The study demonstrates that gelatin-based edible coatings containing Lactobacillus plantarum and Bifidobacterium bifidum are effective in preserving the quality and extending the shelf life of refrigerated chicken breast. The conclusions that can be drawn from the study are as follows:

  • No growth of mesophilic aerobic bacteria, coliforms, Salmonella spp., Staphylococcus aureus, Clostridium perfringens, and molds and yeasts was detected in the coated samples, indicating effective microbial control.

  • The incorporated probiotics (L. plantarum and B. bifidum) maintained high survival rates, decreasing only slightly from 7.5 log cfu/g to about 6.0 log cfu/g over 45 days, suggesting their potential use as biopreservatives.

  • Water activity remained stable with no significant differences among treatments. The pH values slightly decreased over the storage period but showed no significant difference between coated and uncoated samples after 45 days.

  • The gelatin coatings with bacteria significantly reduced lipid oxidation, particularly up to 30 days of storage, helping to preserve meat quality by stabilizing antioxidative properties.

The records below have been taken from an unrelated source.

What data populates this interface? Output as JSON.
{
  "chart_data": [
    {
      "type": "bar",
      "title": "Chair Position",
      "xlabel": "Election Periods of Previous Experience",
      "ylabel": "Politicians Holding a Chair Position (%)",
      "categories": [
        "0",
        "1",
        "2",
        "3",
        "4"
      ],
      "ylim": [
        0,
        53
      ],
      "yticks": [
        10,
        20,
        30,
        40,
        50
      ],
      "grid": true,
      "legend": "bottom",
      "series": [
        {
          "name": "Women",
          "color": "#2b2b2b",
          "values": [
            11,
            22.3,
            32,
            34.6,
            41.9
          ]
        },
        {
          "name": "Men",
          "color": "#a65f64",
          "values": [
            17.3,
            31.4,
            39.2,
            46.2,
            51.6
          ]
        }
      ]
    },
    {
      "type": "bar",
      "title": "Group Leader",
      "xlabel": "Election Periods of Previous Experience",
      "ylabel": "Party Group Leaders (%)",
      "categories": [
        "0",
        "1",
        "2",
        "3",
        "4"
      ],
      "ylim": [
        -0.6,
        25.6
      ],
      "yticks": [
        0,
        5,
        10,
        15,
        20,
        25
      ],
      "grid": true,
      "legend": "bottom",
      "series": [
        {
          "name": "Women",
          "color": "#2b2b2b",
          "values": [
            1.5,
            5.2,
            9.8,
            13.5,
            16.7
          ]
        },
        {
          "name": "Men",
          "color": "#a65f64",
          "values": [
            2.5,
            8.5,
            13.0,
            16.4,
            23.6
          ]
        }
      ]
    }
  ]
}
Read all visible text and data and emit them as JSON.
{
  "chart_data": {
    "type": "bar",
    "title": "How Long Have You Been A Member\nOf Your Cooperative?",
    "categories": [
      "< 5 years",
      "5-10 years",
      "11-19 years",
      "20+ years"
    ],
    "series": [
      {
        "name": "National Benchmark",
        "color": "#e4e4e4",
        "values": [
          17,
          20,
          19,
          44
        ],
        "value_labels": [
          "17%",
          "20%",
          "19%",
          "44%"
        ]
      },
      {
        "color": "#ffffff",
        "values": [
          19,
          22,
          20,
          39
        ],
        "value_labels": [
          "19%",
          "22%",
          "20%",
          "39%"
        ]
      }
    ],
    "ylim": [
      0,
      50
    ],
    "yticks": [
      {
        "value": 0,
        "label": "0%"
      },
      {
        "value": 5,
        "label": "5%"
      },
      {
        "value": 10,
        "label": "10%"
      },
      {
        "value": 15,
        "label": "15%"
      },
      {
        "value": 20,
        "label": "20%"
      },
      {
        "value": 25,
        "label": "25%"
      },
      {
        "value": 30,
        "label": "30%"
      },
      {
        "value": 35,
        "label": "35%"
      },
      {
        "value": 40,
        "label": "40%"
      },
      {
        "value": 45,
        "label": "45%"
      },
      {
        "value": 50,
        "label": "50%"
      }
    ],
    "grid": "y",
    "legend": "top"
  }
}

  • Coated samples experienced less weight loss compared to the control, demonstrating the coating’s effectiveness in moisture retention during storage.

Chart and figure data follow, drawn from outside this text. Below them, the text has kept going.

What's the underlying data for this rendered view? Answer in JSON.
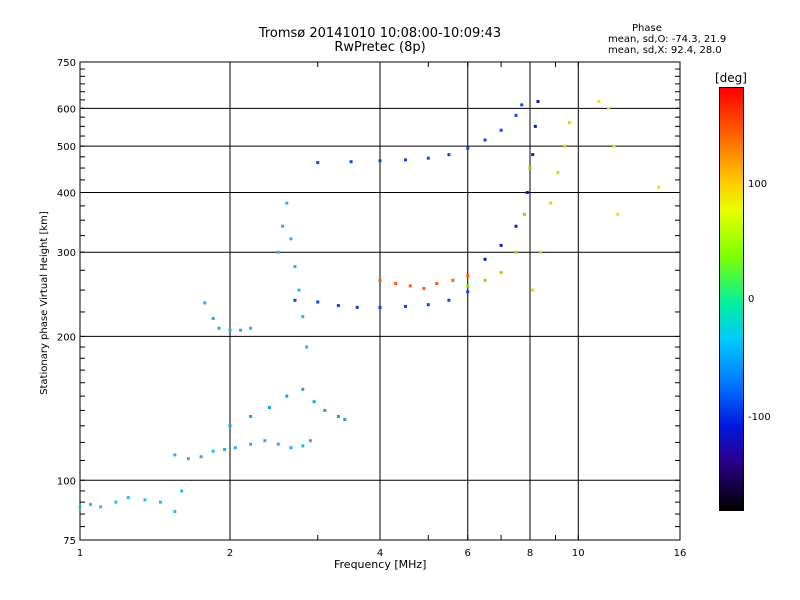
{
  "header": {
    "title": "Tromsø 20141010 10:08:00-10:09:43",
    "subtitle": "RwPretec (8p)",
    "phase_title": "Phase",
    "phase_line1": "mean, sd,O: -74.3, 21.9",
    "phase_line2": "mean, sd,X:  92.4, 28.0"
  },
  "colorbar": {
    "label": "[deg]",
    "ticks": [
      "100",
      "0",
      "-100"
    ],
    "range": [
      -180,
      180
    ]
  },
  "chart_data": {
    "type": "scatter",
    "xlabel": "Frequency [MHz]",
    "ylabel": "Stationary phase Virtual Height [km]",
    "xscale": "log",
    "yscale": "log",
    "xlim": [
      1,
      16
    ],
    "ylim": [
      75,
      750
    ],
    "x_ticks": [
      1,
      2,
      4,
      6,
      8,
      10,
      16
    ],
    "x_tick_labels": [
      "1",
      "2",
      "4",
      "6",
      "8",
      "10",
      "16"
    ],
    "y_ticks": [
      75,
      100,
      200,
      300,
      400,
      500,
      600,
      750
    ],
    "y_tick_labels": [
      "75",
      "100",
      "200",
      "300",
      "400",
      "500",
      "600",
      "750"
    ],
    "grid": true,
    "series": [
      {
        "x": [
          1.0,
          1.05,
          1.1,
          1.18,
          1.25,
          1.35,
          1.45,
          1.55,
          1.6
        ],
        "y": [
          88,
          89,
          88,
          90,
          92,
          91,
          90,
          86,
          95
        ],
        "color": "#22c0f0"
      },
      {
        "x": [
          1.55,
          1.65,
          1.75,
          1.85,
          1.95,
          2.05,
          2.2,
          2.35,
          2.5,
          2.65,
          2.8,
          2.9
        ],
        "y": [
          113,
          111,
          112,
          115,
          116,
          117,
          119,
          121,
          119,
          117,
          118,
          121
        ],
        "color": "#2aaef0"
      },
      {
        "x": [
          2.0,
          2.2,
          2.4,
          2.6,
          2.8,
          2.95,
          3.1,
          3.3,
          3.4
        ],
        "y": [
          130,
          136,
          142,
          150,
          155,
          146,
          140,
          136,
          134
        ],
        "color": "#1aa0e8"
      },
      {
        "x": [
          1.78,
          1.85,
          1.9,
          2.0,
          2.1,
          2.2
        ],
        "y": [
          235,
          218,
          208,
          206,
          206,
          208
        ],
        "color": "#20b0f0"
      },
      {
        "x": [
          2.5,
          2.55,
          2.6,
          2.65,
          2.7,
          2.75,
          2.8,
          2.85
        ],
        "y": [
          300,
          340,
          380,
          320,
          280,
          250,
          220,
          190
        ],
        "color": "#20b8f0"
      },
      {
        "x": [
          2.7,
          3.0,
          3.3,
          3.6,
          4.0,
          4.5,
          5.0,
          5.5,
          6.0
        ],
        "y": [
          238,
          236,
          232,
          230,
          230,
          231,
          233,
          238,
          248
        ],
        "color": "#1040e8"
      },
      {
        "x": [
          3.0,
          3.5,
          4.0,
          4.5,
          5.0,
          5.5,
          6.0,
          6.5,
          7.0,
          7.5,
          7.7
        ],
        "y": [
          462,
          464,
          466,
          468,
          472,
          480,
          495,
          515,
          540,
          580,
          610
        ],
        "color": "#1048e0"
      },
      {
        "x": [
          4.0,
          4.3,
          4.6,
          4.9,
          5.2,
          5.6,
          6.0
        ],
        "y": [
          262,
          258,
          255,
          252,
          258,
          262,
          268
        ],
        "color": "#ff5a00"
      },
      {
        "x": [
          6.0,
          6.5,
          7.0,
          7.5,
          7.8,
          8.0
        ],
        "y": [
          255,
          262,
          272,
          300,
          360,
          450
        ],
        "color": "#8ce000"
      },
      {
        "x": [
          6.5,
          7.0,
          7.5,
          7.9,
          8.1,
          8.2,
          8.3
        ],
        "y": [
          290,
          310,
          340,
          400,
          480,
          550,
          620
        ],
        "color": "#0020d0"
      },
      {
        "x": [
          8.1,
          8.4,
          8.8,
          9.1,
          9.4,
          9.6
        ],
        "y": [
          250,
          300,
          380,
          440,
          500,
          560
        ],
        "color": "#b0f000"
      },
      {
        "x": [
          11.0,
          11.5,
          11.8,
          12.0,
          14.5
        ],
        "y": [
          620,
          600,
          500,
          360,
          410
        ],
        "color": "#f0e020"
      }
    ]
  }
}
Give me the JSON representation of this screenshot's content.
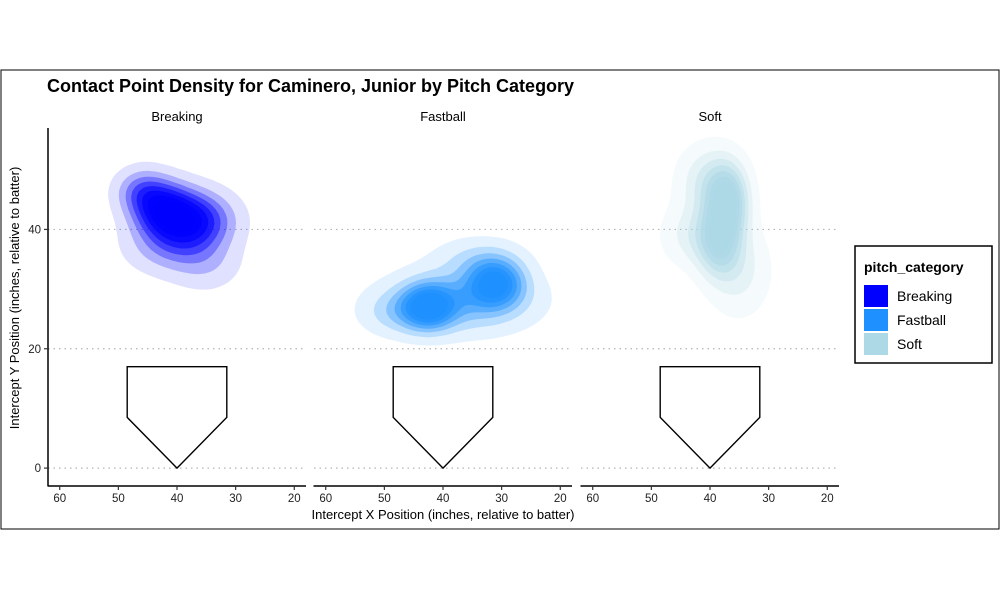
{
  "chart_data": {
    "type": "density",
    "title": "Contact Point Density for Caminero, Junior by Pitch Category",
    "xlabel": "Intercept X Position (inches, relative to batter)",
    "ylabel": "Intercept Y Position (inches, relative to batter)",
    "xlim": [
      62,
      18
    ],
    "ylim": [
      -3,
      57
    ],
    "x_reversed": true,
    "x_ticks": [
      60,
      50,
      40,
      30,
      20
    ],
    "x_tick_labels": [
      "60",
      "50",
      "40",
      "30",
      "20"
    ],
    "y_ticks": [
      0,
      20,
      40
    ],
    "y_tick_labels": [
      "0",
      "20",
      "40"
    ],
    "y_gridlines": [
      0,
      20,
      40
    ],
    "grid": "horizontal dotted",
    "legend": {
      "title": "pitch_category",
      "placement": "right",
      "entries": [
        {
          "label": "Breaking",
          "color": "#0000ff"
        },
        {
          "label": "Fastball",
          "color": "#1e90ff"
        },
        {
          "label": "Soft",
          "color": "#add8e6"
        }
      ]
    },
    "home_plate": [
      [
        48.5,
        17
      ],
      [
        31.5,
        17
      ],
      [
        31.5,
        8.5
      ],
      [
        40,
        0
      ],
      [
        48.5,
        8.5
      ]
    ],
    "facets": [
      {
        "name": "Breaking",
        "color": "#0000ff",
        "density_peaks": [
          {
            "x": 37.5,
            "y": 41.5,
            "sx": 4.5,
            "sy": 3.2,
            "w": 1.0
          },
          {
            "x": 42.5,
            "y": 43.5,
            "sx": 3.5,
            "sy": 3.0,
            "w": 0.85
          },
          {
            "x": 46.0,
            "y": 46.5,
            "sx": 3.0,
            "sy": 2.5,
            "w": 0.45
          },
          {
            "x": 41.0,
            "y": 37.0,
            "sx": 5.0,
            "sy": 3.0,
            "w": 0.35
          },
          {
            "x": 35.0,
            "y": 34.0,
            "sx": 4.0,
            "sy": 3.0,
            "w": 0.2
          }
        ]
      },
      {
        "name": "Fastball",
        "color": "#1e90ff",
        "density_peaks": [
          {
            "x": 42.5,
            "y": 27.0,
            "sx": 3.0,
            "sy": 2.5,
            "w": 1.0
          },
          {
            "x": 31.0,
            "y": 31.0,
            "sx": 3.2,
            "sy": 2.7,
            "w": 1.0
          },
          {
            "x": 37.0,
            "y": 28.0,
            "sx": 8.0,
            "sy": 3.5,
            "w": 0.55
          },
          {
            "x": 34.0,
            "y": 35.0,
            "sx": 5.0,
            "sy": 2.5,
            "w": 0.25
          },
          {
            "x": 48.0,
            "y": 26.0,
            "sx": 4.0,
            "sy": 2.5,
            "w": 0.25
          }
        ]
      },
      {
        "name": "Soft",
        "color": "#add8e6",
        "density_peaks": [
          {
            "x": 37.0,
            "y": 44.5,
            "sx": 2.3,
            "sy": 4.0,
            "w": 1.0
          },
          {
            "x": 38.5,
            "y": 38.0,
            "sx": 2.5,
            "sy": 4.0,
            "w": 0.8
          },
          {
            "x": 40.0,
            "y": 48.0,
            "sx": 3.5,
            "sy": 4.0,
            "w": 0.45
          },
          {
            "x": 35.0,
            "y": 33.0,
            "sx": 3.5,
            "sy": 5.0,
            "w": 0.3
          },
          {
            "x": 43.0,
            "y": 39.0,
            "sx": 3.5,
            "sy": 3.5,
            "w": 0.3
          }
        ]
      }
    ]
  }
}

  • Sensory evaluation showed that overall acceptance of coated samples decreased slightly over time but was not significantly different from the control by the end of the storage period.

  • The hardness of the meat increased during storage for all samples, with the lowest increase observed in the samples coated with Treatment 2, indicating better texture preservation.

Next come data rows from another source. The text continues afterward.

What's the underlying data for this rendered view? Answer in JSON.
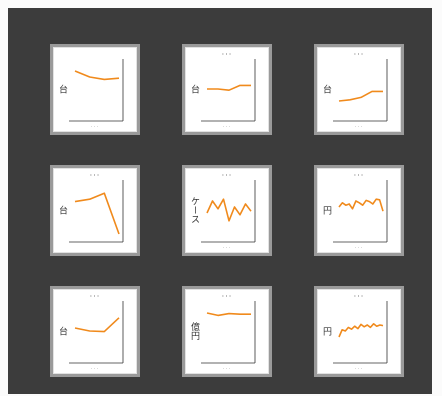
{
  "colors": {
    "background": "#3c3c3c",
    "tile_border": "#9a9a9a",
    "series": "#f08a1c",
    "axis": "#333333"
  },
  "charts": [
    {
      "title": "",
      "ylabel": "台",
      "xlabel": "···",
      "values": [
        8.0,
        7.0,
        6.6,
        6.8
      ]
    },
    {
      "title": "···",
      "ylabel": "台",
      "xlabel": "···",
      "values": [
        5.0,
        5.0,
        4.8,
        5.6,
        5.6
      ]
    },
    {
      "title": "···",
      "ylabel": "台",
      "xlabel": "···",
      "values": [
        3.0,
        3.2,
        3.6,
        4.6,
        4.6
      ]
    },
    {
      "title": "···",
      "ylabel": "台",
      "xlabel": "",
      "values": [
        6.4,
        6.8,
        7.8,
        1.0
      ]
    },
    {
      "title": "···",
      "ylabel": "ケース",
      "xlabel": "···",
      "values": [
        4.5,
        6.5,
        5.2,
        6.8,
        3.2,
        5.5,
        4.2,
        6.0,
        4.8
      ]
    },
    {
      "title": "···",
      "ylabel": "円",
      "xlabel": "···",
      "values": [
        5.5,
        6.2,
        5.8,
        6.0,
        5.2,
        6.5,
        6.2,
        5.8,
        6.6,
        6.4,
        6.0,
        6.8,
        6.7,
        4.8
      ]
    },
    {
      "title": "···",
      "ylabel": "台",
      "xlabel": "···",
      "values": [
        5.5,
        5.0,
        4.9,
        7.2
      ]
    },
    {
      "title": "···",
      "ylabel": "億円",
      "xlabel": "···",
      "values": [
        8.0,
        7.6,
        7.9,
        7.8,
        7.8
      ]
    },
    {
      "title": "···",
      "ylabel": "円",
      "xlabel": "···",
      "values": [
        4.0,
        5.2,
        5.0,
        5.6,
        5.3,
        5.8,
        5.4,
        6.1,
        5.7,
        6.0,
        5.6,
        6.2,
        5.8,
        6.0,
        5.9
      ]
    }
  ]
}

  • The L-index remained stable while the a-index and b-index values varied, suggesting the coatings influenced light scattering and helped maintain color stability of the meat.

The current study on the effectiveness of gelatin-based edible coatings containing Lactobacillus plantarum and Bifidobacterium bifidum in preserving the quality and extending the shelf life of refrigerated chicken breast presents several limitations. Firstly, the study’s duration was limited to 45 days, which may not provide a comprehensive understanding of the long-term effects and stability of the coatings. Future research should explore longer storage periods to better evaluate the coatings’ effectiveness over time. Additionally, while the study focused on specific probiotic strains, it did not investigate the potential benefits or differences that other probiotic strains might offer. This could limit the generalizability of the findings to other potentially beneficial strains. The study also did not explore other biopolymer materials that might provide enhanced or complementary protective properties compared to gelatin. Understanding the specific mechanisms by which the coatings reduce lipid oxidation and microbial growth was not deeply analyzed, which could aid in optimizing formulation and application methods. In future research, exploring other biopolymer materials for coatings might provide improved or complementary protective properties compared to gelatin. It is also important to research the specific mechanisms by which the coatings reduce lipid oxidation and microbial growth to optimize formulation and application methods. Evaluating the nutritional impact of the coatings, particularly their potential to provide additional health benefits such as enhanced probiotic intake, is crucial. Finally, performing cost-benefit analyses will determine the economic feasibility of using these coatings in commercial meat processing and distribution.